Policymakers who want to advance neighborhood and school integration need to better understand these choices to design initiatives that influence white families to make more prointegrative choices. Doing so could produce more diverse neighborhoods and schools in the near term and expand white people’s support for more structural reforms to dismantle the separate and unequal system over the long term. But understanding why white people make the choices they do—many of which go against their expressed values—and how to change them will require better evidence.
We suggest four areas for research that could accelerate potential solutions aimed at influencing white people’s choices and dismantling the system of separate and unequal neighborhoods and schools built over generations:
- Measure the long-term impacts for white people of attending integrated schools. Efforts aimed at encouraging white families to choose more diverse neighborhoods and schools would benefit from evidence documenting the circumstances under which integrated schools produce better long-term outcomes for students. New research could take a long-term perspective and examine the kinds of outcomes white parents can expect their children to achieve if they attend integrated schools.
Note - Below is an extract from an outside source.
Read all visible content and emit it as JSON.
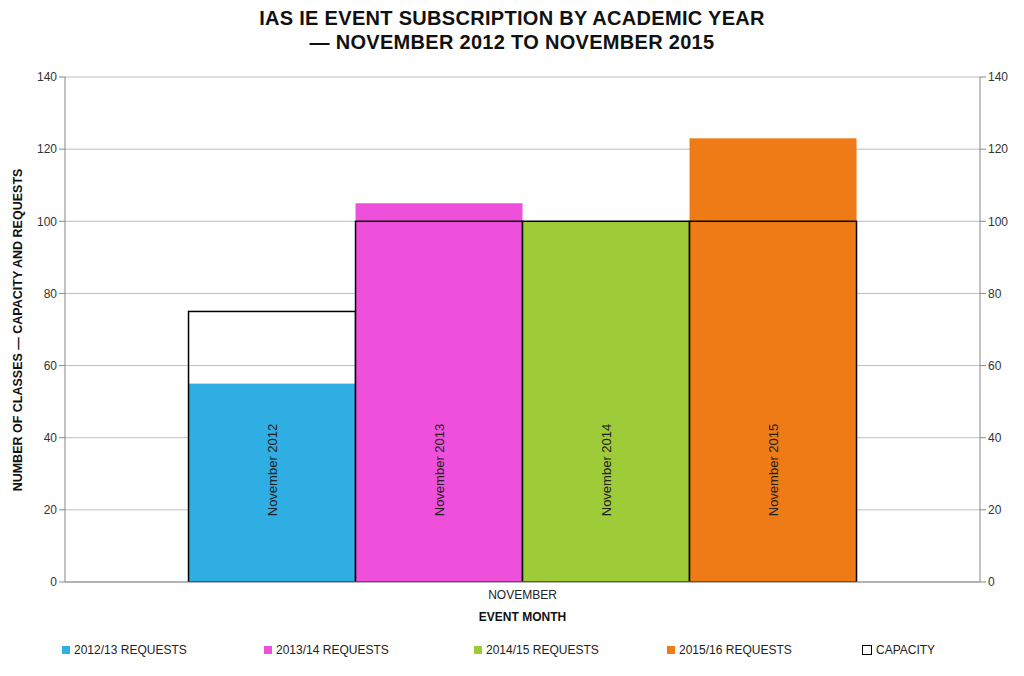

- Develop better measures of school quality. Encouraging families to choose high-quality diverse schools will require better measures of school quality that are less likely to confound school quality with the effects of structural racism, as many test-based measures currently do. Research could develop more differentiated measures of school quality that provide families with information about how students from their socioeconomic group fare.
- Identify and analyze stable neighborhood and school integration. Local planners and school administrators need to know what actions they could take to expand the supply of stably integrated neighborhoods and schools. A rigorous collection of in-depth case studies focused on census tracts and schools that have achieved and maintained stable integration, particularly the integration of white people with Black people, could help fill this knowledge gap.
- Estimate the potential effectiveness of different mortgage financing incentives. One avenue for promoting integration is enticing homebuyers to consider diverse neighborhoods. But we know little about whether incentives like down payment assistance or below-market interest rates would induce homebuyers to choose neighborhoods in which their race or ethnicity does not predominate. One strategy for filling these knowledge gaps would be to launch a pilot program, testing the effectiveness of alternative incentive packages under different market conditions.
Changing white people’s behavior alone cannot dismantle segregation, but meaningful and sustainable neighborhood and school integration is unlikely to be achieved without changing white people’s choices. Changing white people’s choices could contribute to a larger portfolio of tools for dismantling today’s system of separate and unequal neighborhoods and schools. Filling the knowledge gaps we have identified would be an important step in that direction.